Successful communication relies on being able to both produce and process speech sounds in a meaningful manner. The literature on speech production provides a useful dichotomy to describe the acoustics of speech (Fant, 1960; Ladefoged, 2001; Titze, 1994), the source-filter model. In this model, the vibration of the vocal folds represents the sound source. The lowest frequency of a periodic signal, such as speech sounds, is known as the fundamental frequency (F0) and it is the rate of the vocal fold vibrations. Everything else--vocal tract, oral cavity, tongue, lips and jaw--comprises the filter. The vocal tract resonates and the resulting resonant frequencies are known as formants. The formants are conveyed through manipulations of the filter and provide cues about onsets and offsets of sounds. Broadly speaking, linguistic content--vowels and consonants--is transmitted by particular filter shapes, whereas nonlinguistic information such as pitch and voice intonation, relies largely on characteristics of the source. Although source-filter cues are simultaneously conveyed in the acoustic stream of speech, remarkably, they can be readily transcribed as both discrete components and as a whole by the auditory brainstem (Johnson, Nicol, Zecker, & Kraus, 2007; Kraus & Nicol, 2005).
The brainstem response has the capacity to reveal auditory pathway deficits in a non-invasive and passive manner, which has engendered its long history of clinical use even in difficult-to-test populations. Timing and periodicity of an evoking stimulus are preserved in this response, enabling it to reflect processing deficits that arise from the peripheral auditory system and ascending auditory pathway. Soundwaves propagate through the auditory nerve, lower brainstem structures including the cochlear nucleus, superior olivary complex, lateral lemniscus and inferior colliculus (Buchwald & Huang, 1975; Hood, 1998; Moller & Jannetta, 1985). Precision is such that timing delays on the order of fractions of milliseconds are diagnostically significant and the latency of responses lends insight into where in the pathway the anomalies occur (Hood, 1998; Jacobson, 1985).

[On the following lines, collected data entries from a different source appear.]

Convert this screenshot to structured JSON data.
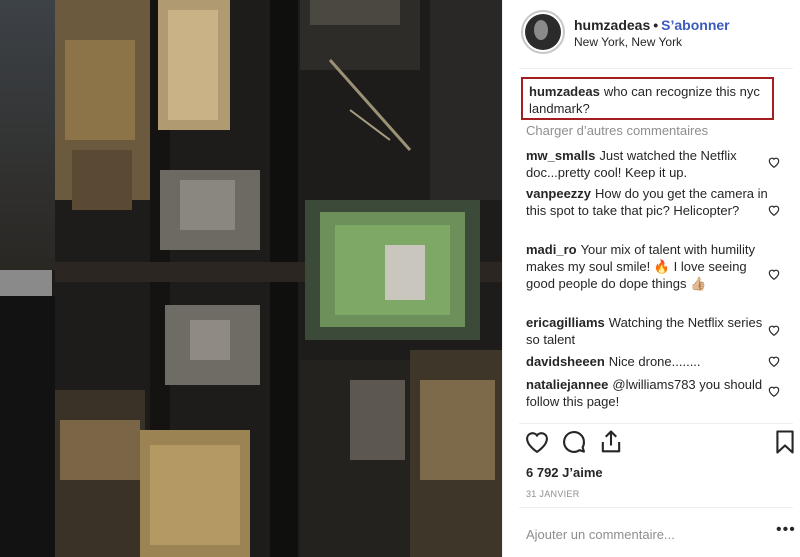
{
  "post": {
    "username": "humzadeas",
    "follow_dot": "•",
    "follow_label": "S’abonner",
    "location": "New York, New York",
    "caption_user": "humzadeas",
    "caption_text": "who can recognize this nyc landmark?",
    "load_more_label": "Charger d’autres commentaires",
    "likes": "6 792 J’aime",
    "date": "31 JANVIER",
    "add_comment_placeholder": "Ajouter un commentaire...",
    "more_label": "•••"
  },
  "comments": [
    {
      "user": "mw_smalls",
      "text": "Just watched the Netflix doc...pretty cool! Keep it up."
    },
    {
      "user": "vanpeezzy",
      "text": "How do you get the camera in this spot to take that pic? Helicopter?"
    },
    {
      "user": "madi_ro",
      "text": "Your mix of talent with humility makes my soul smile! 🔥 I love seeing good people do dope things 👍🏼"
    },
    {
      "user": "ericagilliams",
      "text": "Watching the Netflix series so talent"
    },
    {
      "user": "davidsheeen",
      "text": "Nice drone........"
    },
    {
      "user": "nataliejannee",
      "text": "@lwilliams783 you should follow this page!"
    }
  ],
  "icons": {
    "like": "heart-outline-icon",
    "comment": "speech-bubble-icon",
    "share": "share-arrow-icon",
    "save": "bookmark-icon",
    "comment_like": "heart-small-icon",
    "more": "ellipsis-icon"
  },
  "colors": {
    "follow": "#3b5bbf",
    "caption_border": "#a31f1f",
    "muted": "#8e8e8e"
  }
}
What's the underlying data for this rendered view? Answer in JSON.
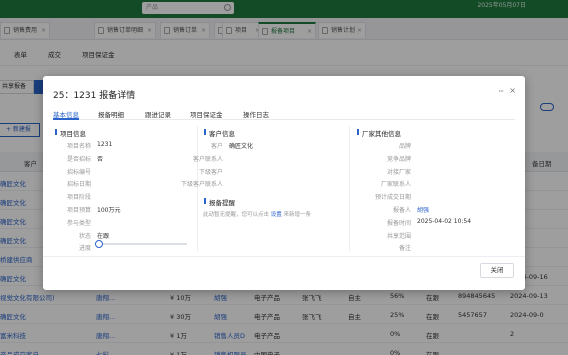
{
  "topbar": {
    "search_text": "产品",
    "date": "2025年05月07日"
  },
  "tabs": [
    "销售费用",
    "销售订单明细",
    "销售订单",
    "报价",
    "项目",
    "报备项目",
    "销售计划"
  ],
  "subnav": [
    "表单",
    "成交",
    "项目保证金"
  ],
  "toolbar": {
    "share_label": "共享报备",
    "new_label": "+ 新建报"
  },
  "grid": {
    "headers": [
      "客户",
      "备日期"
    ],
    "rows": [
      {
        "customer": "确匠文化"
      },
      {
        "customer": "确匠文化"
      },
      {
        "customer": "确匠文化"
      },
      {
        "customer": "确匠文化"
      },
      {
        "customer": "桥建供应商"
      },
      {
        "customer": "确匠文化",
        "date": "2024-09-16"
      },
      {
        "customer": "视觉文化有限公司)",
        "c2": "唐翔...",
        "amount": "¥ 10万",
        "person": "胡强",
        "product": "电子产品",
        "contact": "张飞飞",
        "type": "自主",
        "pct": "56%",
        "status": "在跟",
        "code": "894845645",
        "date": "2024-09-13"
      },
      {
        "customer": "确匠文化",
        "c2": "唐翔...",
        "amount": "¥ 30万",
        "person": "胡强",
        "product": "电子产品",
        "contact": "张飞飞",
        "type": "自主",
        "pct": "25%",
        "status": "在跟",
        "code": "5457657",
        "date": "2024-09-0"
      },
      {
        "customer": "富米科技",
        "c2": "唐翔...",
        "amount": "¥ 1万",
        "person": "销售人员D",
        "product": "电子产品",
        "pct": "0%",
        "status": "在跟",
        "date": "2"
      },
      {
        "customer": "产品成交客户",
        "c2": "七彩...",
        "amount": "¥ 1万",
        "person": "销售权限员",
        "product": "中国电子",
        "pct": "0%",
        "status": "在跟"
      }
    ]
  },
  "modal": {
    "title": "25：1231 报备详情",
    "more_icon": "···",
    "close_icon": "×",
    "tabs": [
      "基本信息",
      "报备明细",
      "跟进记录",
      "项目保证金",
      "操作日志"
    ],
    "project_info": {
      "heading": "项目信息",
      "fields": [
        {
          "label": "项目名称",
          "value": "1231"
        },
        {
          "label": "是否招标",
          "value": "否"
        },
        {
          "label": "招标编号",
          "value": ""
        },
        {
          "label": "招标日期",
          "value": ""
        },
        {
          "label": "项目阶段",
          "value": ""
        },
        {
          "label": "项目预算",
          "value": "100万元"
        },
        {
          "label": "参与类型",
          "value": ""
        },
        {
          "label": "状态",
          "value": "在跟"
        },
        {
          "label": "进度",
          "value": ""
        }
      ],
      "progress": 0
    },
    "customer_info": {
      "heading": "客户信息",
      "fields": [
        {
          "label": "客户",
          "value": "确匠文化"
        },
        {
          "label": "客户联系人",
          "value": ""
        },
        {
          "label": "下级客户",
          "value": ""
        },
        {
          "label": "下级客户联系人",
          "value": ""
        }
      ]
    },
    "reminder": {
      "heading": "报备提醒",
      "text": "此动暂无提醒，您可以点击",
      "link": "设置",
      "tail": "来新增一条"
    },
    "vendor_info": {
      "heading": "厂家其他信息",
      "fields": [
        {
          "label": "品牌",
          "value": ""
        },
        {
          "label": "竞争品牌",
          "value": ""
        },
        {
          "label": "对接厂家",
          "value": ""
        },
        {
          "label": "厂家联系人",
          "value": ""
        },
        {
          "label": "预计成交日期",
          "value": ""
        },
        {
          "label": "报备人",
          "value": "胡强"
        },
        {
          "label": "报备时间",
          "value": "2025-04-02 10:54"
        },
        {
          "label": "共享范围",
          "value": ""
        },
        {
          "label": "备注",
          "value": ""
        }
      ]
    },
    "close_button": "关闭"
  }
}
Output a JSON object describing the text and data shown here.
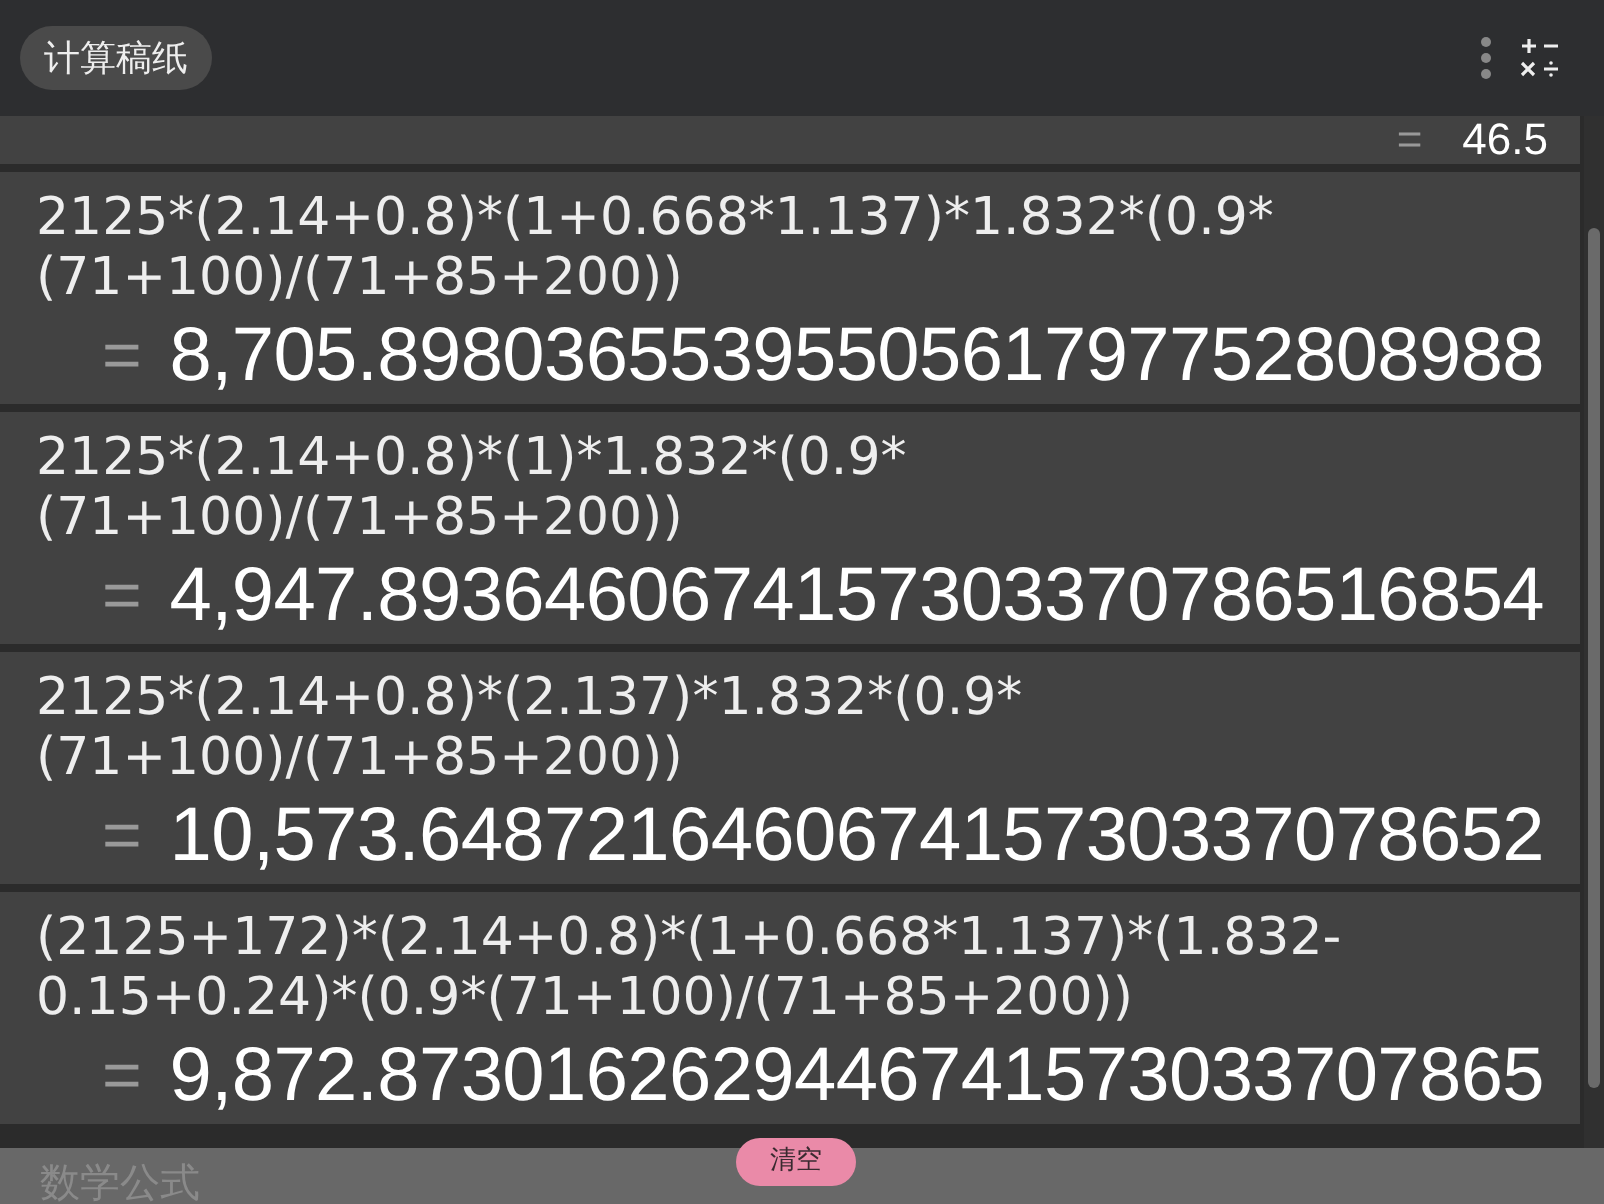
{
  "header": {
    "title": "计算稿纸"
  },
  "entries": [
    {
      "kind": "result_only",
      "result": "46.5"
    },
    {
      "expression_lines": [
        "2125*(2.14+0.8)*(1+0.668*1.137)*1.832*(0.9*",
        "(71+100)/(71+85+200))"
      ],
      "kind": "full",
      "result": "8,705.8980365539550561797752808988"
    },
    {
      "expression_lines": [
        "2125*(2.14+0.8)*(1)*1.832*(0.9*",
        "(71+100)/(71+85+200))"
      ],
      "kind": "full",
      "result": "4,947.8936460674157303370786516854"
    },
    {
      "expression_lines": [
        "2125*(2.14+0.8)*(2.137)*1.832*(0.9*",
        "(71+100)/(71+85+200))"
      ],
      "kind": "full",
      "result": "10,573.648721646067415730337078652"
    },
    {
      "expression_lines": [
        "(2125+172)*(2.14+0.8)*(1+0.668*1.137)*(1.832-",
        "0.15+0.24)*(0.9*(71+100)/(71+85+200))"
      ],
      "kind": "full",
      "result": "9,872.8730162629446741573033707865"
    }
  ],
  "equals_sign": "=",
  "clear_button": "清空",
  "background_text": "数学公式"
}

Click stimuli, which are typically used to assess hearing, evoke short latency auditory brainstem responses (≤10 ms) that provide information limited to timing and amplitude. The brainstem frequency-following response (FFR), which can not be elicited by a click, phase locks to the periodic components of a stimulus (in the case of speech, the source information) (Galbraith, 1994; Galbraith et al., 2004; Galbraith, Philippart, & Stephen, 1996; Worden & Marsh, 1968) and is thought to originate in the auditory midbrain lateral lemniscus (Galbraith, 1994) and inferior colliculus (J. C. Smith, Marsh, & Brown, 1975). In one study of the FFR to phrase-speech presented forward and backward, the far-field brainstem response was enhanced (increased signal-to-noise ratio) for forward speech (Galbraith et al., 2004), suggesting that the auditory brainstem may respond preferentially to stimuli with environmental significance or with which people have greater experience.
Speech is a complex stimulus that, unlike a click, has environmental relevance. The speech-evoked brainstem response lends itself to the extraction of information about encoding of syllable onset, offset and periodicity (pitch and formant spectra). The brainstem response to the syllable /da/ reflects both phonetic/filter (transient) and prosodic/source (periodic) acoustic features with remarkable fidelity (Johnson, Nicol, & Kraus, 2005; King, Warrier, Hayes, & Kraus, 2002; Kraus & Nicol, 2005; Russo, Nicol, Musacchia, & Kraus, 2004) (Figure 1). The timing of these neural responses relays information about neural synchrony. Specifically, four transient responses (waves V, A, C, and O) and phase locking in the range of the first formant (F1) convey the filter aspects of the speech syllable. The response to the onset of the syllable is indicated by a wave V and its negative trough, wave A. Wave C represents the transition to the periodic, voiced portion of the stimulus that corresponds to the vowel. Wave O corresponds to stimulus offset. The F0, which transmits pitch cues, is reflected in the time domain by FFR waves D, E and F and phase locking to that frequency. Source cues are conveyed by the F0 in both the frequency and time domains. Moreover, the brainstem response to speech presented in background noise provides an index of auditory pathway function in challenging listening situations. Even in the normal system, transient onset synchrony and phase locking to frequencies in the range of F1 are significantly diminished, whereas the encoding of F0 remains robust.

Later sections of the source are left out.